Netanyahu Tells Putin Golan Heights Will Remain Under Israeli Control

Netanyahu and Putin
Russian President Vladimir Putin (R) shakes hands with Israeli Prime Minister Benjamin Netanyahu during a meeting at the Kremlin in Moscow, Russia in April 21. Alexander Nemenov/Pool/Reuters

Israeli Prime Minister Benjamin Netanyahu told Russian President Vladimir Putin that retaining the disputed Golan Heights under Israeli control is a "red line" for his country.

Netanyahu spoke to Putin, on Thursday, during a visit to Moscow, the main point of which he claimed was to strengthen security through cooperation between the two countries, especially with the war in nearby Syria in mind.

A stretch of land in south-western Syria, the Golan Heights were seized by Israel in 1967. They have been under Israeli control since then, despite failed bids by Damascus to restore control over the territory.
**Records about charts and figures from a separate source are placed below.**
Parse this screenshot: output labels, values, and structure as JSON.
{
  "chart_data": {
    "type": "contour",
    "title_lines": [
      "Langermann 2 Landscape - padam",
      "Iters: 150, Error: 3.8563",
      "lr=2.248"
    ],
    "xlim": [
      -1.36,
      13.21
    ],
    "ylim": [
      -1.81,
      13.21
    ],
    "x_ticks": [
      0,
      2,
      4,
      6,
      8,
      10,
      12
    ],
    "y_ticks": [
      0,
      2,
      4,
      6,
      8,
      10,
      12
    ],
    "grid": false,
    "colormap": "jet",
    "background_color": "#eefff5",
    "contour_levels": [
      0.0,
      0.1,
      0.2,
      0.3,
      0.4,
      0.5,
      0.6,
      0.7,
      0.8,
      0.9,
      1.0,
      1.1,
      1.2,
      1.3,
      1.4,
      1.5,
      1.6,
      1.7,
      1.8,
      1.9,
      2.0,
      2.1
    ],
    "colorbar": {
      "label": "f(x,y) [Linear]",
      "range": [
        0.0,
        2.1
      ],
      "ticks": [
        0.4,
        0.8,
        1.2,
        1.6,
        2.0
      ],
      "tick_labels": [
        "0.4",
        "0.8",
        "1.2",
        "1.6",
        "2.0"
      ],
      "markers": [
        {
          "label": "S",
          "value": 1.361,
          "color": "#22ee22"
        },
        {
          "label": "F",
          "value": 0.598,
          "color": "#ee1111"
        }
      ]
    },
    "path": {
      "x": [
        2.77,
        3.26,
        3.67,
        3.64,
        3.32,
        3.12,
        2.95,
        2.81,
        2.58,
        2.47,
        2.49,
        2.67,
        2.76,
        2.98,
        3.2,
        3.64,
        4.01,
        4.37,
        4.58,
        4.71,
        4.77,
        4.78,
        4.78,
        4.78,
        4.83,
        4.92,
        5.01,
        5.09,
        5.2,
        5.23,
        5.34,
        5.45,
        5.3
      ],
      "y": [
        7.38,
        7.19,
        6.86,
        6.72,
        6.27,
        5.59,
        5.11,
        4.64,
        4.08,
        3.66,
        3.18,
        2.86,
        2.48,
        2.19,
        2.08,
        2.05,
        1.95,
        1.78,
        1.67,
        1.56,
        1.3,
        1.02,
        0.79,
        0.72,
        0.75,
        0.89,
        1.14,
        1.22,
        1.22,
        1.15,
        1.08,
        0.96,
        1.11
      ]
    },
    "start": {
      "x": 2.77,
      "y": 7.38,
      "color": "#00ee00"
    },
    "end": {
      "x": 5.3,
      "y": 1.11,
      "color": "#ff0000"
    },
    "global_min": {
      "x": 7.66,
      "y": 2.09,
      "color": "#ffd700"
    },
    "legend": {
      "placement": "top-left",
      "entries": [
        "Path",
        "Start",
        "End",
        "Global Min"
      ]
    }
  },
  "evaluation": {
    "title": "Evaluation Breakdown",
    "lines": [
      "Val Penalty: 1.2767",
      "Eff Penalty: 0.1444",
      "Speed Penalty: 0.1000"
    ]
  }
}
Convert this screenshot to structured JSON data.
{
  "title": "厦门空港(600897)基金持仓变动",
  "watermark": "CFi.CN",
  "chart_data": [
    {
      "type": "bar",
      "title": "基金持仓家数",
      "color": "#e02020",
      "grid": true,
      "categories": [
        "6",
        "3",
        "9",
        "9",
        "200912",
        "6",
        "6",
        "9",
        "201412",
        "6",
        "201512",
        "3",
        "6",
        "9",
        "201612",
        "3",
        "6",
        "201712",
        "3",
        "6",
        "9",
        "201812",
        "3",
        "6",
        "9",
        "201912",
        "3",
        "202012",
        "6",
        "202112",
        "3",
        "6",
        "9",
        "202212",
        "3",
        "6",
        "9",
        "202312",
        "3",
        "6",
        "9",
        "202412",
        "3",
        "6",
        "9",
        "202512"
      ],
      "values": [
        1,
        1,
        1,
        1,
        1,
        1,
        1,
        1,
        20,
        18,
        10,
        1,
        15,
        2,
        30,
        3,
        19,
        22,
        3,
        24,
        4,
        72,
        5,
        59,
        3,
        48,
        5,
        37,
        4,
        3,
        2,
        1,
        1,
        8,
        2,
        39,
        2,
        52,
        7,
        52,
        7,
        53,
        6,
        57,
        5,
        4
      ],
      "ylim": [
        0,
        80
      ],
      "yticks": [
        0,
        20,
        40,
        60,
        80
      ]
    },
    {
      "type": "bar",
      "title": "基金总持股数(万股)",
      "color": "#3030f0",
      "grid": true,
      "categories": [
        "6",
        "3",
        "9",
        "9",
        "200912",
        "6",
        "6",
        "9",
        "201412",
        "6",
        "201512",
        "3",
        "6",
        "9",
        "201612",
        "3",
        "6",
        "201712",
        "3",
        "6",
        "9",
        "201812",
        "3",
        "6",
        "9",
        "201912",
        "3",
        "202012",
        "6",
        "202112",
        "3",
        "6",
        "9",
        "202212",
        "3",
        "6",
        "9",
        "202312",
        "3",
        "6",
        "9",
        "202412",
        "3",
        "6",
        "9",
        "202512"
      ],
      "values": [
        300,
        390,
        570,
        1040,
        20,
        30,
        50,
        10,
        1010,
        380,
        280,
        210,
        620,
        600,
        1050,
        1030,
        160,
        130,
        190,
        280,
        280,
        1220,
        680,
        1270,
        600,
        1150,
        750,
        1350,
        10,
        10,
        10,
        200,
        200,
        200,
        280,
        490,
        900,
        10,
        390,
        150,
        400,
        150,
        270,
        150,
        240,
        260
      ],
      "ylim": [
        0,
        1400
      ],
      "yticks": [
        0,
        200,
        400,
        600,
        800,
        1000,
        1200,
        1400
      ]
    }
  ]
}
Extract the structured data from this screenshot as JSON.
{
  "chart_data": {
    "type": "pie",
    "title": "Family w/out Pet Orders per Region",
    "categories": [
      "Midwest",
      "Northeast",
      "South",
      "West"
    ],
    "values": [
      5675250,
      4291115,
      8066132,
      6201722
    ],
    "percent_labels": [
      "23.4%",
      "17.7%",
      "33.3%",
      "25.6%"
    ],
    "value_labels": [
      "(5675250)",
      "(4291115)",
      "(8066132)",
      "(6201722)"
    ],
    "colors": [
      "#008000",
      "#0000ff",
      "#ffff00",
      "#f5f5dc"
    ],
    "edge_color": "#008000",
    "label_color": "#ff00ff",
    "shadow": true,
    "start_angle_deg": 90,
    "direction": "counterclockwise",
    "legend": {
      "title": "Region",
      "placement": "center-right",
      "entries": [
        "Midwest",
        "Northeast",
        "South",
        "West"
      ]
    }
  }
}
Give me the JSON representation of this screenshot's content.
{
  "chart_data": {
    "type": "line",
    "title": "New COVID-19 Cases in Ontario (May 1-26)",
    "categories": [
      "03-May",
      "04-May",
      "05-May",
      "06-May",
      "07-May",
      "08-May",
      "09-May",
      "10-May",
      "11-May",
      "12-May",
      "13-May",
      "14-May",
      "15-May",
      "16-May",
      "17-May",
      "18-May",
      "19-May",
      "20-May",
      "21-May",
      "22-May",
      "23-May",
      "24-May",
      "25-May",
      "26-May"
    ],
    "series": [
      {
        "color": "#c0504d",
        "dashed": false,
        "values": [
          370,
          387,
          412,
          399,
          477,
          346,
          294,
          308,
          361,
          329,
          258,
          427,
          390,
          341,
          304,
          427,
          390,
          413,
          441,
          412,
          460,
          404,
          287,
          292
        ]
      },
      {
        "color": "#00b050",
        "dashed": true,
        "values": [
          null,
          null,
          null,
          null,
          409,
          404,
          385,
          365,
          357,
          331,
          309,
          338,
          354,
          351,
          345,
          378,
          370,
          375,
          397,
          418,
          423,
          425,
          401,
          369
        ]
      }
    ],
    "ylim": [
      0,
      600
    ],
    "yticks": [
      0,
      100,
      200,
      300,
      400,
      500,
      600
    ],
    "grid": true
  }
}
Peace talks and diplomatic pushes to scale back the Israeli occupation have been put on hold since the advent of the Syrian Civil War in 2011.

Netanyahu is now issuing a warning to one of the Syrian government's strongest allies, Putin, that Israel is not currently considering a withdrawal from Golan.

"We will not go back to the days when they fired at our communities and at our children from atop the Heights," Netanyahu told Putin, Israeli daily newspaper Jerusalem Post reports.

"Therefore, with or without a [Syrian] agreement, the Golan Heights will remain under Israeli sovereignty," he said.

Netanyahu told Putin that his country was affected by the war in Syria and hinted that he wished to avoid any misunderstanding between Russian and Israeli forces that may result in an incident, such as Turkey's decision to down a Russian jet, allegedly in its airspace in November. But the Israeli leader said there were issues which were non-negotiable for his country.

"Israel has clear redlines for our self-defense," he said. "First of all, we are acting to the best of our ability to prevent the transfer of advanced weaponry from Iran and Syria to Hezbollah in Lebanon. Secondly, we are working to prevent the establishment of an additional terrorist front against us from the Golan Heights. These are our red lines, and we will continue to maintain them."

The two leaders have now met three times since September, hinting at growing cooperation between the two countries. Meanwhile ties between both leaders and U.S. President Barack Obama appear to have weakened.

The Kremlin later commented on Netanyahu's statement, with Putin's spokesman Dmitry Peskov saying "Russia's position has not changed in any way," state news agency Itar-Tass reports.

Peskov said Russia's position on the Golan heights continues to be "in line" with the 1981 UN resolution calling for Israel to withdraw its forces from the territory.